Both messages were in Pashto, the language spoken by ethnic Pashtuns who inhabit the Pakistan-Afghan border area and also by Taliban militants fighting a bloody insurgency in Afghanistan.
The police chief denied reports that the son of top Taliban commander Mullah Dadullah had been arrested from the hotel earlier. Dadullah was killed in southern Afghanistan on Friday.
Officials said hotel owner Sadruddin, who died in the blast with his three sons, was a member of the party of ethnic Uzbek Afghan warlord Abdur Rashid Dostam, who fought with the Northern Alliance that ousted the Taliban in 2001.
His son had fought a previous election on Dostam's ticket but lost. Dostam's political party operated an office from the basement of the hotel, officials said.
“The investigations are probing the background of the hotel owner and his family and whether the suicide attack was meant to target them,” minister Azam said.
Peshawar, which is home to thousands of Afghan refugees, has long suffered from the spillover of the Taliban insurgency into Pakistan's northwestern tribal areas bordering Afghanistan.
Five people were killed on Wednesday when a rocket hit a bus stand amid clashes between Islamic militants and security forces in the northwestern town of Tank, which also adjoins the tribal belt.

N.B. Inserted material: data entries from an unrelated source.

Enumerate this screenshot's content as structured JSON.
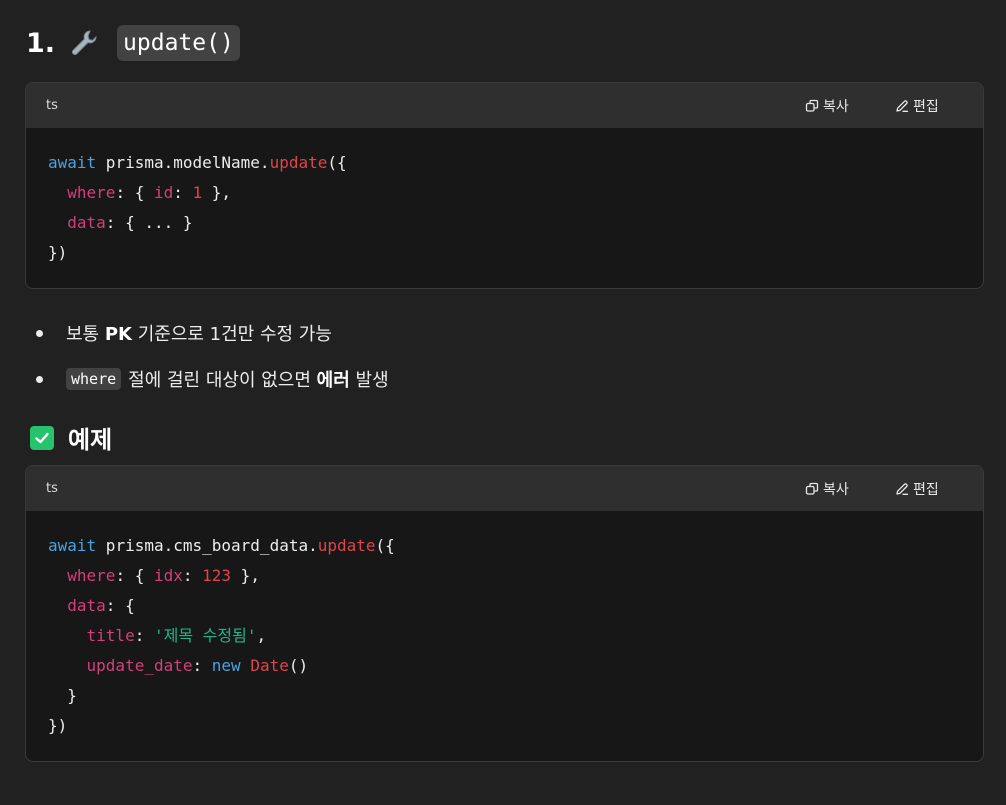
{
  "heading": {
    "number": "1.",
    "icon": "wrench-icon",
    "code": "update()"
  },
  "code_block_1": {
    "language": "ts",
    "copy_label": "복사",
    "edit_label": "편집",
    "lines": [
      "await prisma.modelName.update({",
      "  where: { id: 1 },",
      "  data: { ... }",
      "})"
    ]
  },
  "bullets": [
    {
      "prefix": "보통 ",
      "bold": "PK",
      "suffix": " 기준으로 1건만 수정 가능"
    },
    {
      "code": "where",
      "prefix": "절에 걸린 대상이 없으면 ",
      "bold": "에러",
      "suffix": " 발생"
    }
  ],
  "section": {
    "icon": "check-mark-icon",
    "title": "예제"
  },
  "code_block_2": {
    "language": "ts",
    "copy_label": "복사",
    "edit_label": "편집",
    "lines": [
      "await prisma.cms_board_data.update({",
      "  where: { idx: 123 },",
      "  data: {",
      "    title: '제목 수정됨',",
      "    update_date: new Date()",
      "  }",
      "})"
    ]
  },
  "colors": {
    "background": "#212121",
    "code_bg": "#171717",
    "bar_bg": "#2f2f2f",
    "keyword": "#4aa3df",
    "function": "#e0434e",
    "property": "#d2407a",
    "string": "#1fb789",
    "check": "#27c26c"
  }
}
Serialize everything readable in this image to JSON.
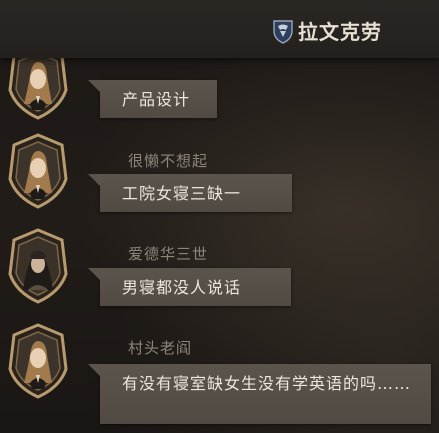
{
  "header": {
    "title": "拉文克劳"
  },
  "messages": [
    {
      "sender": "",
      "text": "产品设计"
    },
    {
      "sender": "很懒不想起",
      "text": "工院女寝三缺一"
    },
    {
      "sender": "爱德华三世",
      "text": "男寝都没人说话"
    },
    {
      "sender": "村头老阎",
      "text": "有没有寝室缺女生没有学英语的吗……"
    }
  ],
  "colors": {
    "bubble": "#5b544c",
    "frame_gold": "#b79a6e",
    "sender_text": "#8d857b",
    "header_bg": "#2a2622"
  }
}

The attacks came with Pakistani security forces already on high alert after political violence over the suspension of the country's top judge left 40 people dead in the southern city of Karachi at the weekend.
There was no suggestion the Peshawar blast was linked to the Karachi clashes.
Musharraf, a key US ally, removed Chief Justice Ifktikhar Muhammad Chaudhry on March 9, sparking a wave of protests that analysts say are the biggest threat to his eight-year rule.